Ты сказала, Дом кино, старый, который на Васильевской, ломать будут. Зачем? Жалко, Лизонька! Красивый дом. И зал. А построят какую-нибудь бледную поганку в сорок этажей. А мы с тобою однажды после просмотра дневного в ресторане были, еда так себе, но все равно приятно. Я всегда, если мимо шла, моих военных слепых вспоминала. Перед выпиской, перед тем, как им домой возвращаться, а ведь что кого ждало, как устроиться, где, и все ли семьи рады, и какая работа будет, хорошо, если один глаз потерян, а если безвозвратно слепой, как мой подшефный капитан, как я сама сейчас, Лизонька, а у него были темные очки на обоих глазах, и он мне сказал после операции, когда не помогла операция, сказал — У меня были синие глаза. А у тебя, Асенька, какие? Я говорю — голубые. Так на прощание слепым устроили вечер, настоящий бал по тем временам: мороженое, лимонад, оркестр. А тот слепой капитан, он все время держал меня за руку, он еще не научился ходить один. На другой день все они разъезжались. Но сегодня праздник, и когда заиграли “Счастье мое”… А ведь год сорок третий, еще сколько войны. Я знала, у него на Урале жена и мальчик маленький, а он про меня — что замужем. Я не сказала ему, что расстаюсь с Игорем. Зачем? А он прекрасно вел, прекрасно, танцевал будто зрячий, теперь женщина с мужчиной трясутся в танце сами по себе, мы не так: мужчина обнимал тебя, и он был в танце главный, он решал, какие фигуры делать, и я слушалась, мне с ним, слепым, было так легко танцевать, и Ася твоя танцевала и не заметила, как случилось, что все постепенно отошли и только смотрели на нас. Как мы вдвоем танцуем.
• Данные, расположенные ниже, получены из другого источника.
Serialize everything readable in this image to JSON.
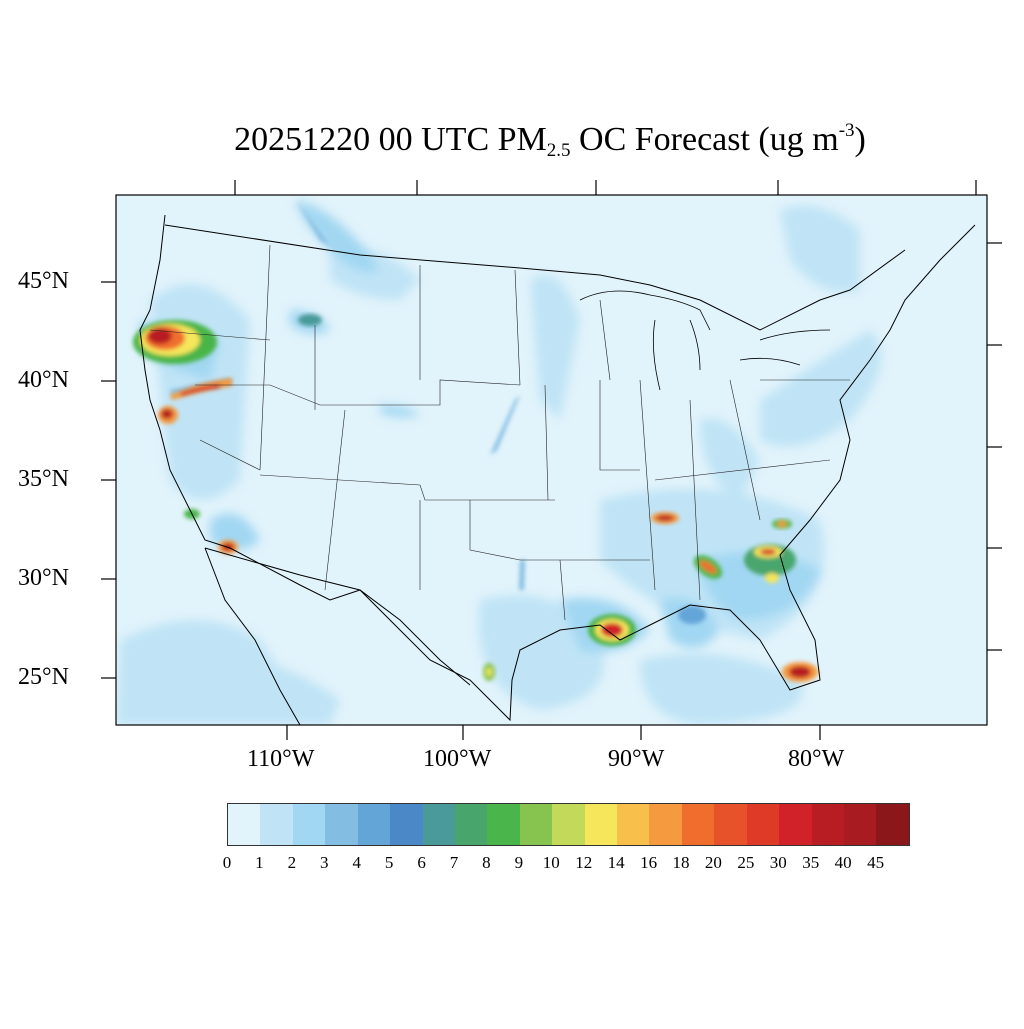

Лизонька, я твоей няне Вере позвонила. Она мне в прошлый раз нахамила, сказала, что я ее к Игорю ревновала. Дура! Я вообще никогда не ревновала, в голову не приходило. Но раз больна, инсульт, хотела у ее детей, у этих бандитов, телефон попросить, новый, она ведь такая теперь, что и номер свой не могла вспомнить. Сперва никто не подходил, а потом вдруг сама… Голос ничего, видно, не такой уж инсульт был. Я, говорю, думала, ты у себя. Нет, говорит, внучка не хочет со мной, моя комната у ней теперь для мальца ее. Мне сказала — Бабушка, с этим мужем развожусь, другой больше нравится, а ты кати, где папка с дядькой живут. Лизонька, все-таки она, твоя Вера, — дура!.. Зачем свою девку прописывала, когда ей лично Лужков квартиру дал? Ведь она в войну аэростат водила. Я говорила — Хочешь кого прописать, внука пропиши, он мальчик хороший, но теперь, Лизонька, он обиделся — почему не его прописала, а эту.